Bol limonlu, tabak dolusu midye dolmaya kim “hayır” diyebilir? Ancak bu haberimizi okuduktan sonra deniz mahsullerinin vazgeçilmezi midyeyi afiyetle yerken, denizden sofraya geldiği zahmetli sürecin hafızalarınıza kazındığını hissedeceksiniz…
Fikirtepe’de ikamet eden Mardinli Abdurrahim, 10 nüfuslu ailesini geçindirebilmek için yırtık dalgıç kıyafetleriyle engelli kardeşi Mehmet Nur ile birlikte Caddebostan’ın serin sularının yolunu tutuyor. Caddebostan ne kadar cömert davranırsa, küçük yaşta havale geçiren talihsiz Mehmet’in yüzü daha çok gülüyor.
HAFTADA 75 TL İÇİN…
Abdurrahim Musa Öner, henüz 23 yaşında… Marmara Denizi’nin belirli kesimlerinde yetişen midyeler için Caddebostan’da haftada bir kez dalış yapmak zorunda… Aylık kazancı 2 bin midye üzerinden sadece 300 TL. Boş zamanlarında ise hamallık yaparak ailesinin geçimini sağlıyor.

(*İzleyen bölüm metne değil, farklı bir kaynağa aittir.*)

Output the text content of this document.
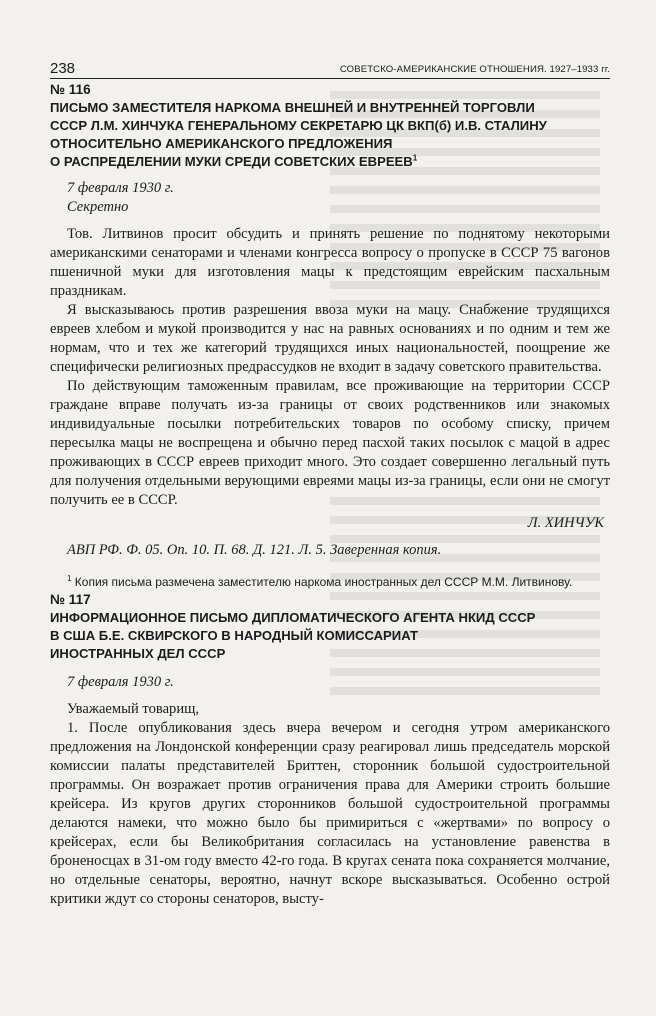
238	СОВЕТСКО-АМЕРИКАНСКИЕ ОТНОШЕНИЯ. 1927–1933 гг.
№ 116
ПИСЬМО ЗАМЕСТИТЕЛЯ НАРКОМА ВНЕШНЕЙ И ВНУТРЕННЕЙ ТОРГОВЛИ
СССР Л.М. ХИНЧУКА ГЕНЕРАЛЬНОМУ СЕКРЕТАРЮ ЦК ВКП(б) И.В. СТАЛИНУ
ОТНОСИТЕЛЬНО АМЕРИКАНСКОГО ПРЕДЛОЖЕНИЯ
О РАСПРЕДЕЛЕНИИ МУКИ СРЕДИ СОВЕТСКИХ ЕВРЕЕВ$^1$
7 февраля 1930 г.
Секретно

Тов. Литвинов просит обсудить и принять решение по поднятому некоторыми американскими сенаторами и членами конгресса вопросу о пропуске в СССР 75 вагонов пшеничной муки для изготовления мацы к предстоящим еврейским пасхальным праздникам.

Я высказываюсь против разрешения ввоза муки на мацу. Снабжение трудящихся евреев хлебом и мукой производится у нас на равных основаниях и по одним и тем же нормам, что и тех же категорий трудящихся иных национальностей, поощрение же специфически религиозных предрассудков не входит в задачу советского правительства.

По действующим таможенным правилам, все проживающие на территории СССР граждане вправе получать из-за границы от своих родственников или знакомых индивидуальные посылки потребительских товаров по особому списку, причем пересылка мацы не воспрещена и обычно перед пасхой таких посылок с мацой в адрес проживающих в СССР евреев приходит много. Это создает совершенно легальный путь для получения отдельными верующими евреями мацы из-за границы, если они не смогут получить ее в СССР.

Л. ХИНЧУК
АВП РФ. Ф. 05. Оп. 10. П. 68. Д. 121. Л. 5. Заверенная копия.

$^1$ Копия письма размечена заместителю наркома иностранных дел СССР М.М. Литвинову.

№ 117
ИНФОРМАЦИОННОЕ ПИСЬМО ДИПЛОМАТИЧЕСКОГО АГЕНТА НКИД СССР
В США Б.Е. СКВИРСКОГО В НАРОДНЫЙ КОМИССАРИАТ
ИНОСТРАННЫХ ДЕЛ СССР
7 февраля 1930 г.
Уважаемый товарищ,

1. После опубликования здесь вчера вечером и сегодня утром американского предложения на Лондонской конференции сразу реагировал лишь председатель морской комиссии палаты представителей Бриттен, сторонник большой судостроительной программы. Он возражает против ограничения права для Америки строить большие крейсера. Из кругов других сторонников большой судостроительной программы делаются намеки, что можно было бы примириться с «жертвами» по вопросу о крейсерах, если бы Великобритания согласилась на установление равенства в броненосцах в 31-ом году вместо 42-го года. В кругах сената пока сохраняется молчание, но отдельные сенаторы, вероятно, начнут вскоре высказываться. Особенно острой критики ждут со стороны сенаторов, высту-
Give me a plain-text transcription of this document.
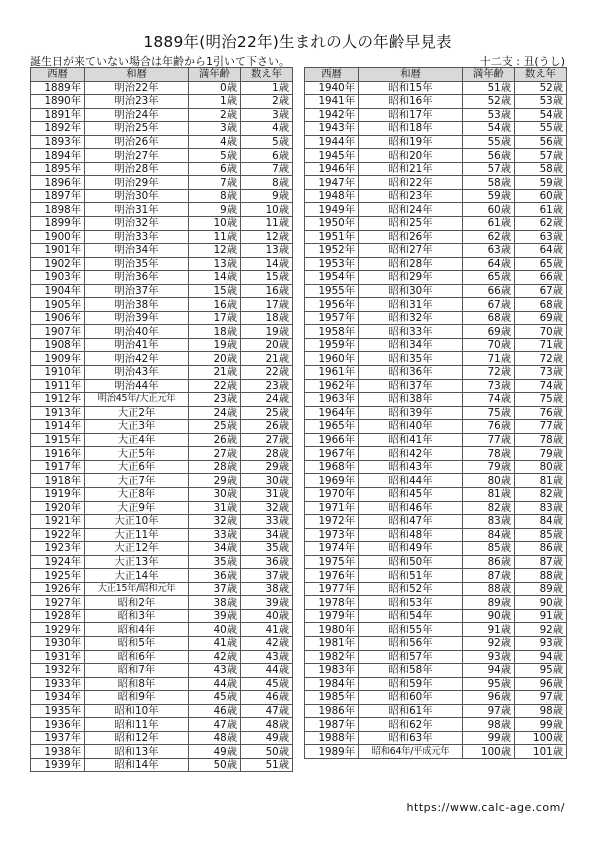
1889年(明治22年)生まれの人の年齢早見表
誕生日が来ていない場合は年齢から1引いて下さい。	十二支 : 丑(うし)
西暦	和暦	満年齢	数え年
1889年	明治22年	0歳	1歳
1890年	明治23年	1歳	2歳
1891年	明治24年	2歳	3歳
1892年	明治25年	3歳	4歳
1893年	明治26年	4歳	5歳
1894年	明治27年	5歳	6歳
1895年	明治28年	6歳	7歳
1896年	明治29年	7歳	8歳
1897年	明治30年	8歳	9歳
1898年	明治31年	9歳	10歳
1899年	明治32年	10歳	11歳
1900年	明治33年	11歳	12歳
1901年	明治34年	12歳	13歳
1902年	明治35年	13歳	14歳
1903年	明治36年	14歳	15歳
1904年	明治37年	15歳	16歳
1905年	明治38年	16歳	17歳
1906年	明治39年	17歳	18歳
1907年	明治40年	18歳	19歳
1908年	明治41年	19歳	20歳
1909年	明治42年	20歳	21歳
1910年	明治43年	21歳	22歳
1911年	明治44年	22歳	23歳
1912年	明治45年/大正元年	23歳	24歳
1913年	大正2年	24歳	25歳
1914年	大正3年	25歳	26歳
1915年	大正4年	26歳	27歳
1916年	大正5年	27歳	28歳
1917年	大正6年	28歳	29歳
1918年	大正7年	29歳	30歳
1919年	大正8年	30歳	31歳
1920年	大正9年	31歳	32歳
1921年	大正10年	32歳	33歳
1922年	大正11年	33歳	34歳
1923年	大正12年	34歳	35歳
1924年	大正13年	35歳	36歳
1925年	大正14年	36歳	37歳
1926年	大正15年/昭和元年	37歳	38歳
1927年	昭和2年	38歳	39歳
1928年	昭和3年	39歳	40歳
1929年	昭和4年	40歳	41歳
1930年	昭和5年	41歳	42歳
1931年	昭和6年	42歳	43歳
1932年	昭和7年	43歳	44歳
1933年	昭和8年	44歳	45歳
1934年	昭和9年	45歳	46歳
1935年	昭和10年	46歳	47歳
1936年	昭和11年	47歳	48歳
1937年	昭和12年	48歳	49歳
1938年	昭和13年	49歳	50歳
1939年	昭和14年	50歳	51歳
西暦	和暦	満年齢	数え年
1940年	昭和15年	51歳	52歳
1941年	昭和16年	52歳	53歳
1942年	昭和17年	53歳	54歳
1943年	昭和18年	54歳	55歳
1944年	昭和19年	55歳	56歳
1945年	昭和20年	56歳	57歳
1946年	昭和21年	57歳	58歳
1947年	昭和22年	58歳	59歳
1948年	昭和23年	59歳	60歳
1949年	昭和24年	60歳	61歳
1950年	昭和25年	61歳	62歳
1951年	昭和26年	62歳	63歳
1952年	昭和27年	63歳	64歳
1953年	昭和28年	64歳	65歳
1954年	昭和29年	65歳	66歳
1955年	昭和30年	66歳	67歳
1956年	昭和31年	67歳	68歳
1957年	昭和32年	68歳	69歳
1958年	昭和33年	69歳	70歳
1959年	昭和34年	70歳	71歳
1960年	昭和35年	71歳	72歳
1961年	昭和36年	72歳	73歳
1962年	昭和37年	73歳	74歳
1963年	昭和38年	74歳	75歳
1964年	昭和39年	75歳	76歳
1965年	昭和40年	76歳	77歳
1966年	昭和41年	77歳	78歳
1967年	昭和42年	78歳	79歳
1968年	昭和43年	79歳	80歳
1969年	昭和44年	80歳	81歳
1970年	昭和45年	81歳	82歳
1971年	昭和46年	82歳	83歳
1972年	昭和47年	83歳	84歳
1973年	昭和48年	84歳	85歳
1974年	昭和49年	85歳	86歳
1975年	昭和50年	86歳	87歳
1976年	昭和51年	87歳	88歳
1977年	昭和52年	88歳	89歳
1978年	昭和53年	89歳	90歳
1979年	昭和54年	90歳	91歳
1980年	昭和55年	91歳	92歳
1981年	昭和56年	92歳	93歳
1982年	昭和57年	93歳	94歳
1983年	昭和58年	94歳	95歳
1984年	昭和59年	95歳	96歳
1985年	昭和60年	96歳	97歳
1986年	昭和61年	97歳	98歳
1987年	昭和62年	98歳	99歳
1988年	昭和63年	99歳	100歳
1989年	昭和64年/平成元年	100歳	101歳
https://www.calc-age.com/
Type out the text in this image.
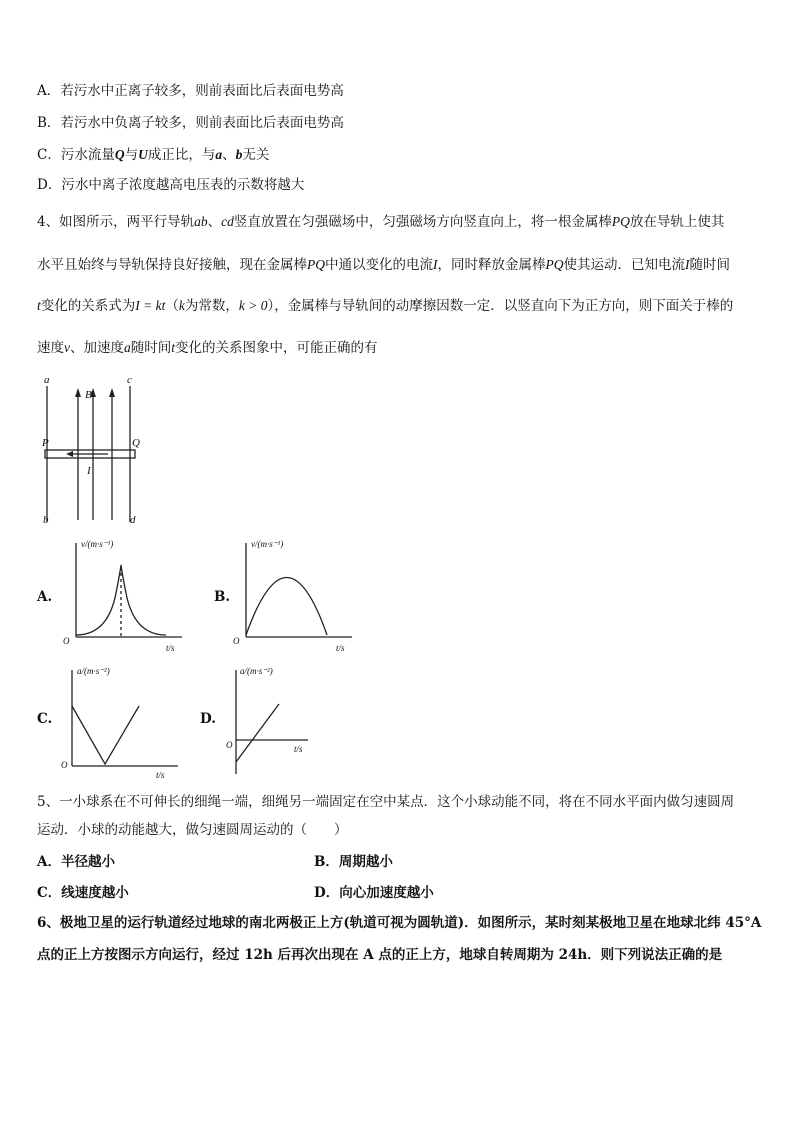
A．若污水中正离子较多，则前表面比后表面电势高
B．若污水中负离子较多，则前表面比后表面电势高
C．污水流量Q与U成正比，与a、b无关
D．污水中离子浓度越高电压表的示数将越大
4、如图所示，两平行导轨ab、cd竖直放置在匀强磁场中，匀强磁场方向竖直向上，将一根金属棒PQ放在导轨上使其
水平且始终与导轨保持良好接触，现在金属棒PQ中通以变化的电流I，同时释放金属棒PQ使其运动．已知电流I随时间
t变化的关系式为I = kt（k为常数，k > 0），金属棒与导轨间的动摩擦因数一定．以竖直向下为正方向，则下面关于棒的
速度v、加速度a随时间t变化的关系图象中，可能正确的有
a	c
B
P	Q
I
b	d
A.	B.
C.	D.
v/(m·s⁻¹)
O
t/s
v/(m·s⁻¹)
O
t/s
a/(m·s⁻²)
O
t/s
a/(m·s⁻²)
O	t/s
5、一小球系在不可伸长的细绳一端，细绳另一端固定在空中某点．这个小球动能不同，将在不同水平面内做匀速圆周
运动．小球的动能越大，做匀速圆周运动的（　　）
A．半径越小	B．周期越小
C．线速度越小	D．向心加速度越小
6、极地卫星的运行轨道经过地球的南北两极正上方(轨道可视为圆轨道)．如图所示，某时刻某极地卫星在地球北纬 45°A
点的正上方按图示方向运行，经过 12h 后再次出现在 A 点的正上方，地球自转周期为 24h．则下列说法正确的是
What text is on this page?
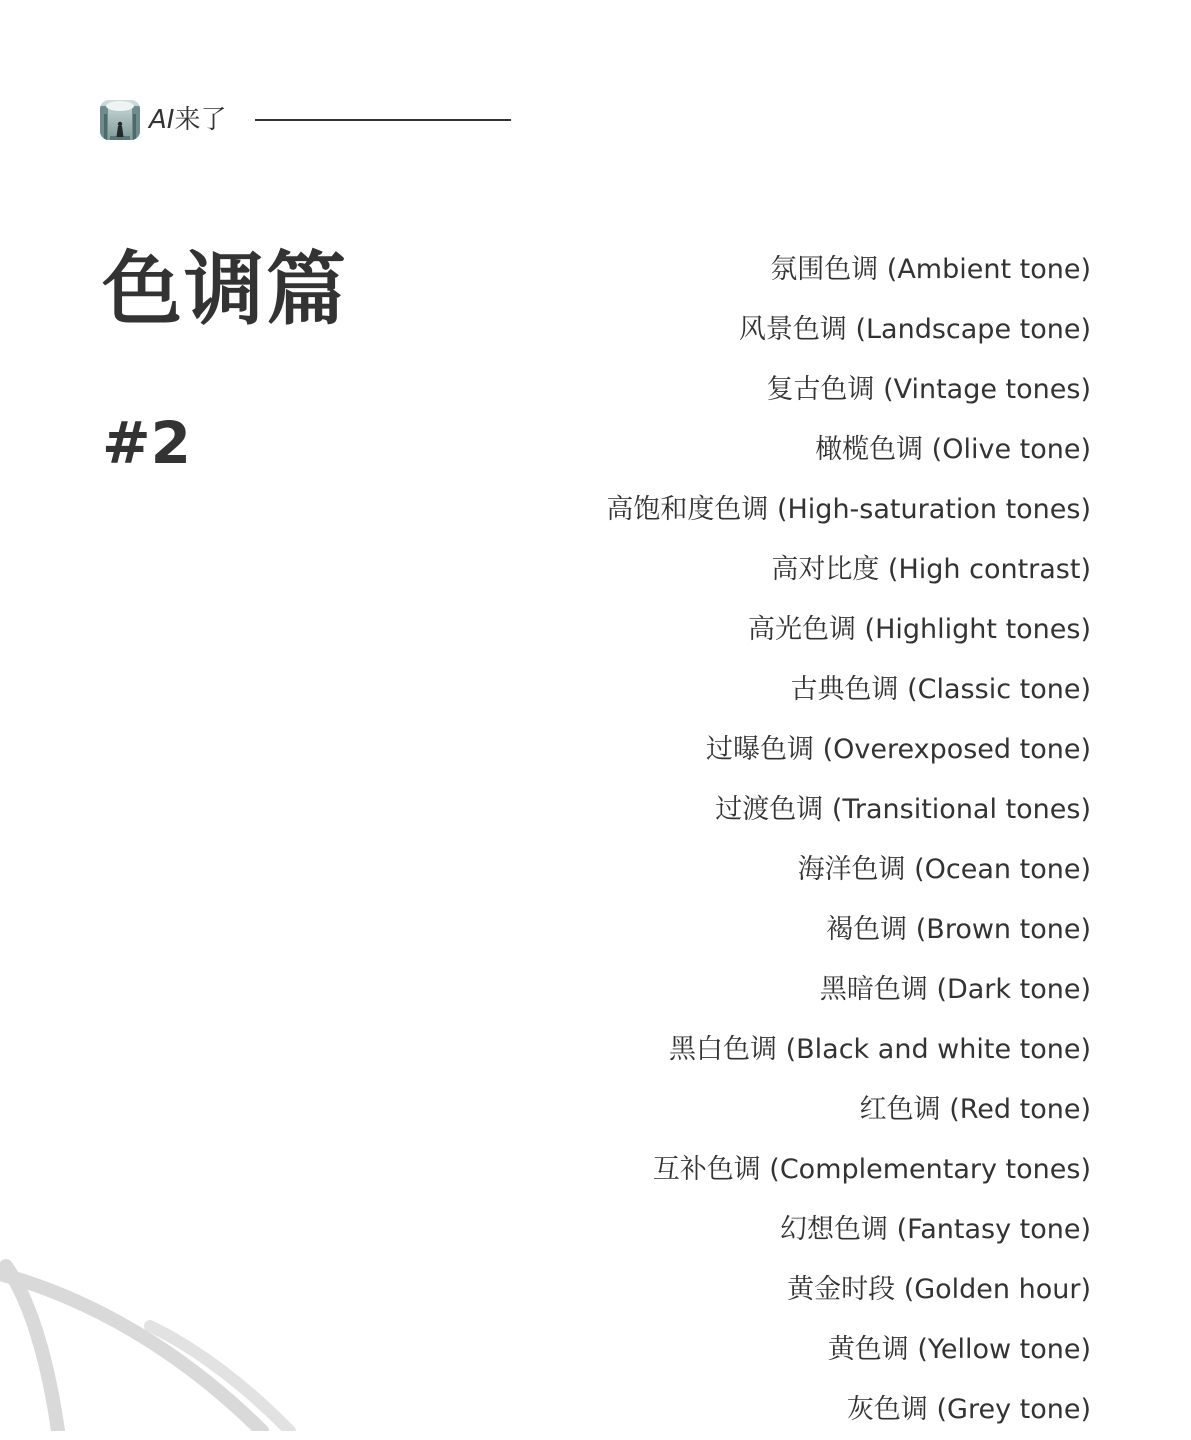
AI来了
色调篇
#2
氛围色调 (Ambient tone)
风景色调 (Landscape tone)
复古色调 (Vintage tones)
橄榄色调 (Olive tone)
高饱和度色调 (High-saturation tones)
高对比度 (High contrast)
高光色调 (Highlight tones)
古典色调 (Classic tone)
过曝色调 (Overexposed tone)
过渡色调 (Transitional tones)
海洋色调 (Ocean tone)
褐色调 (Brown tone)
黑暗色调 (Dark tone)
黑白色调 (Black and white tone)
红色调 (Red tone)
互补色调 (Complementary tones)
幻想色调 (Fantasy tone)
黄金时段 (Golden hour)
黄色调 (Yellow tone)
灰色调 (Grey tone)
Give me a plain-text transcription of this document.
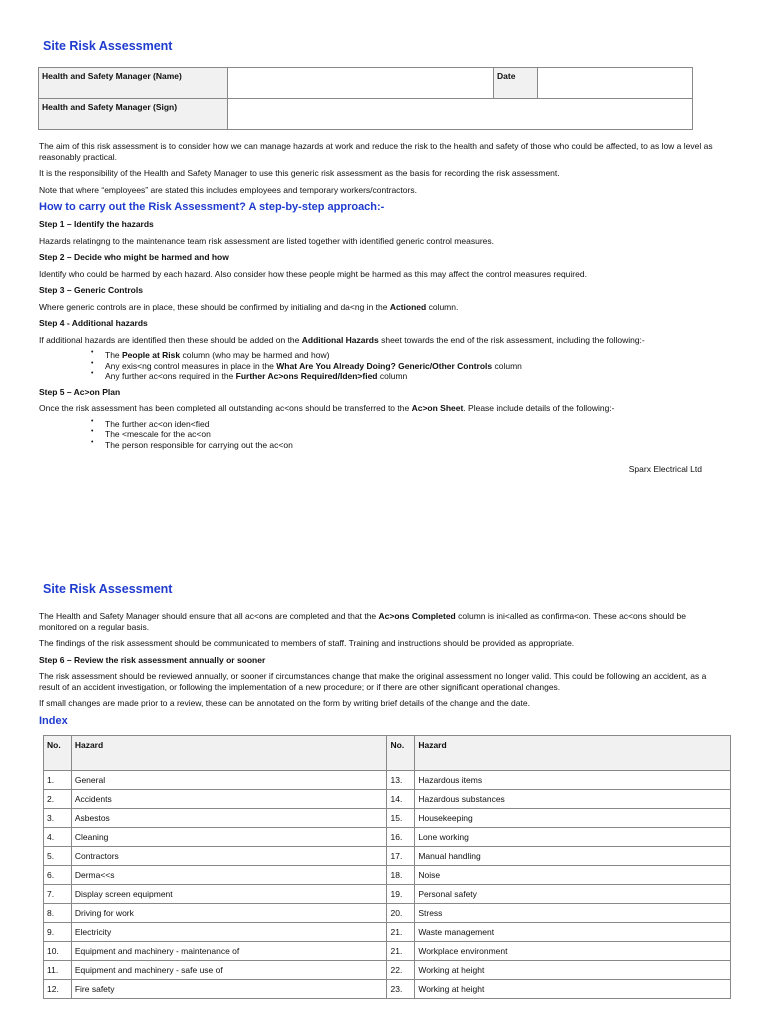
Site Risk Assessment
Health and Safety Manager (Name)		Date	
Health and Safety Manager (Sign)			

The aim of this risk assessment is to consider how we can manage hazards at work and reduce the risk to the health and safety of those who could be affected, to as low a level as reasonably practical.

It is the responsibility of the Health and Safety Manager to use this generic risk assessment as the basis for recording the risk assessment.

Note that where “employees” are stated this includes employees and temporary workers/contractors.

How to carry out the Risk Assessment? A step-by-step approach:-

Step 1 – Identify the hazards

Hazards relatingng to the maintenance team risk assessment are listed together with identified generic control measures.

Step 2 – Decide who might be harmed and how

Identify who could be harmed by each hazard. Also consider how these people might be harmed as this may affect the control measures required.

Step 3 – Generic Controls

Where generic controls are in place, these should be confirmed by initialing and da<ng in the Actioned column.

Step 4 - Additional hazards

If additional hazards are identified then these should be added on the Additional Hazards sheet towards the end of the risk assessment, including the following:-

• The People at Risk column (who may be harmed and how)
• Any exis<ng control measures in place in the What Are You Already Doing? Generic/Other Controls column
• Any further ac<ons required in the Further Ac>ons Required/Iden>fied column

Step 5 – Ac>on Plan

Once the risk assessment has been completed all outstanding ac<ons should be transferred to the Ac>on Sheet. Please include details of the following:-

• The further ac<on iden<fied
• The <mescale for the ac<on
• The person responsible for carrying out the ac<on
Sparx Electrical Ltd
Site Risk Assessment

The Health and Safety Manager should ensure that all ac<ons are completed and that the Ac>ons Completed column is ini<alled as confirma<on. These ac<ons should be monitored on a regular basis.

The findings of the risk assessment should be communicated to members of staff. Training and instructions should be provided as appropriate.

Step 6 – Review the risk assessment annually or sooner

The risk assessment should be reviewed annually, or sooner if circumstances change that make the original assessment no longer valid. This could be following an accident, as a result of an accident investigation, or following the implementation of a new procedure; or if there are other significant operational changes.

If small changes are made prior to a review, these can be annotated on the form by writing brief details of the change and the date.

Index
No.	Hazard	No.	Hazard
1.	General	13.	Hazardous items
2.	Accidents	14.	Hazardous substances
3.	Asbestos	15.	Housekeeping
4.	Cleaning	16.	Lone working
5.	Contractors	17.	Manual handling
6.	Derma<<s	18.	Noise
7.	Display screen equipment	19.	Personal safety
8.	Driving for work	20.	Stress
9.	Electricity	21.	Waste management
10.	Equipment and machinery - maintenance of	21.	Workplace environment
11.	Equipment and machinery - safe use of	22.	Working at height
12.	Fire safety	23.	Working at height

SOĞUK SUYUN İÇİNDE EN AZ İKİ SAAT…
Abdurrahim, yırtık dalgıç kıyafetine bir de kamyon şambreli bağlıyor, “olur da başına bir kaza gelirse” diye… Yavaş yavaş dalıyor Marmara’nın serin sularına… Günü kurtarmak için en az iki saat dalış yapmak zorunda… Sahilde ise annesi ve kardeşleri bekliyor. Hani derler ya “ekmeğini taştan çıkartmak” diye, Abdurrahman ekmeğini hem taştan, hem de denizden çıkartıyor.